There was wine everywhere you looked and as the day went on and the empty bottles stacked up, the conversation got more raucous and more fun and more memorable. Phil was a quiet man and he was never the extroverted life and soul of the party. But he commanded respect. When he spoke, people listened. Everyone loved him.

It was his generosity that I most remember. We became quite friendly at one point and I’d go round and see him just to talk and chat. One afternoon the two of us sat in his front room. I can’t remember why we got talking about sheets but he understood – or misunderstood – that I didn’t have enough sheets at home. He offered me some of his own and got up to go to the cupboard and get some. I had to insist that I didn’t need his sheets. But I remember being struck that here was a man who would quite literally give you the shirt of his own back.

That generosity almost drove him to ruin in his early days, as he gave away to friends and acquaintances paintings he could have sold. When he met Ruth, he found a woman who was not only a rock to him as a wife and mother to his children, but also someone who brought some order to his life. He needed that and it gave him more freedom to paint.

And painting was his calling, one he could not give up. He painted with his hands and the toxins did him serious damage. He knew he was sick but he refused to let it detract from his work. The last time I saw him, about seven years ago, he was candid about his health problems. As we sat in his studio one afternoon, talking and drinking wine as the buzz of traffic and honking of horns fought to be heard over his customary jazz soundtrack, he acknowledged he was ill.

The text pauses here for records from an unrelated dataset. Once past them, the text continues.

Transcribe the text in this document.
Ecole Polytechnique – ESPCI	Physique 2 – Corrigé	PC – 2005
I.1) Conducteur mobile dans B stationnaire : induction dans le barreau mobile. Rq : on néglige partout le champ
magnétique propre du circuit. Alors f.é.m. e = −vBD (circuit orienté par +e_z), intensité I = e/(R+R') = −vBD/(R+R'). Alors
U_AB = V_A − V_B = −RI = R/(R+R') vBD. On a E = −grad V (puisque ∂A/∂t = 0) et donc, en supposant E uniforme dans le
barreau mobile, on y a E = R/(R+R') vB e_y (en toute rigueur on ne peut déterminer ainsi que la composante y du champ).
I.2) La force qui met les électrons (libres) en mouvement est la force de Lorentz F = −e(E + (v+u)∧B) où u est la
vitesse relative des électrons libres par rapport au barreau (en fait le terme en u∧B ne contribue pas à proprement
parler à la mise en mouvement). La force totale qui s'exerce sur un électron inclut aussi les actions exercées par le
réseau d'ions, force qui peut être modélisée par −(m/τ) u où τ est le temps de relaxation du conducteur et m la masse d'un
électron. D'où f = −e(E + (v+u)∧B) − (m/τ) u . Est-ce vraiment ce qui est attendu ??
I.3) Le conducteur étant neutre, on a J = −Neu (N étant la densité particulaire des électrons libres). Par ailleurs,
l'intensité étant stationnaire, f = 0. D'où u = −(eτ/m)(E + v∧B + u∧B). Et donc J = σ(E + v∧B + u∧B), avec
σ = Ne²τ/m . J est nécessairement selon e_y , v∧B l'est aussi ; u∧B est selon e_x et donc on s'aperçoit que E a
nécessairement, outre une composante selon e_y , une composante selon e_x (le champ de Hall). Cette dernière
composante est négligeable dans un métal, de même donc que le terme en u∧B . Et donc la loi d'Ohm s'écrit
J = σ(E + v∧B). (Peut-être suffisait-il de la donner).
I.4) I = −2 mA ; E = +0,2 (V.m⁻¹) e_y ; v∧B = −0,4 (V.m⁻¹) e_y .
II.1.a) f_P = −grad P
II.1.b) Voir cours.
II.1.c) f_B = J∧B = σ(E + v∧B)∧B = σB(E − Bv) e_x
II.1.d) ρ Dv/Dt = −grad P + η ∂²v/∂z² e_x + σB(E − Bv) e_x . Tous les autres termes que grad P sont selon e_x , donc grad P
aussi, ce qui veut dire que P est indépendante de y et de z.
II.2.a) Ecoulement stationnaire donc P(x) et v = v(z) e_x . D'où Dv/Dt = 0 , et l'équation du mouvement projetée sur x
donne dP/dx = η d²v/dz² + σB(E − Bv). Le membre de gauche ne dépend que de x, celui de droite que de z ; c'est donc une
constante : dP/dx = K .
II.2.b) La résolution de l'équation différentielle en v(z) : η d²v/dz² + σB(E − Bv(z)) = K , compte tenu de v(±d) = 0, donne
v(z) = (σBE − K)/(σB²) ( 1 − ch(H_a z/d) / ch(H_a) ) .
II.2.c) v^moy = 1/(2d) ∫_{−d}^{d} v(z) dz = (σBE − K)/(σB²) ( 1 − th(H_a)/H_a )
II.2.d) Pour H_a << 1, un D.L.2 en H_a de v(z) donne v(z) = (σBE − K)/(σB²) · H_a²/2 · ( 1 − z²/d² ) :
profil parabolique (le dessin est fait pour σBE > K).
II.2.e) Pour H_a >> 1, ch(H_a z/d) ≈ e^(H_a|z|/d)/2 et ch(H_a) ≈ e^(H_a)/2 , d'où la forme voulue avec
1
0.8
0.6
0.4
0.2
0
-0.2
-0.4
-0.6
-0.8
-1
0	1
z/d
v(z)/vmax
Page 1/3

I halfheartedly tried to talk him into cutting back on the booze and obeying the doctor’s orders. But he just shrugged and held up his paint-stained hands. The doctor says the lead in the paint will kill me, he said with a shrug. But I can’t stop. All I want to do is paint.

Phil Kelly never did stop painting and when I look up from my computer at the  painting he gave me when I left Mexico, or when I remember the canvases of volcanoes and green VW Beetle taxis and Mexico City statues and drunken men in cantinas, images so vivid that I can still recall them clearly after all those years, I am thankful he didn’t.

But I am even more thankful that I was able to call him a friend. The Painter might be dead. But his work and his memory will never leave me. Long live The Painter.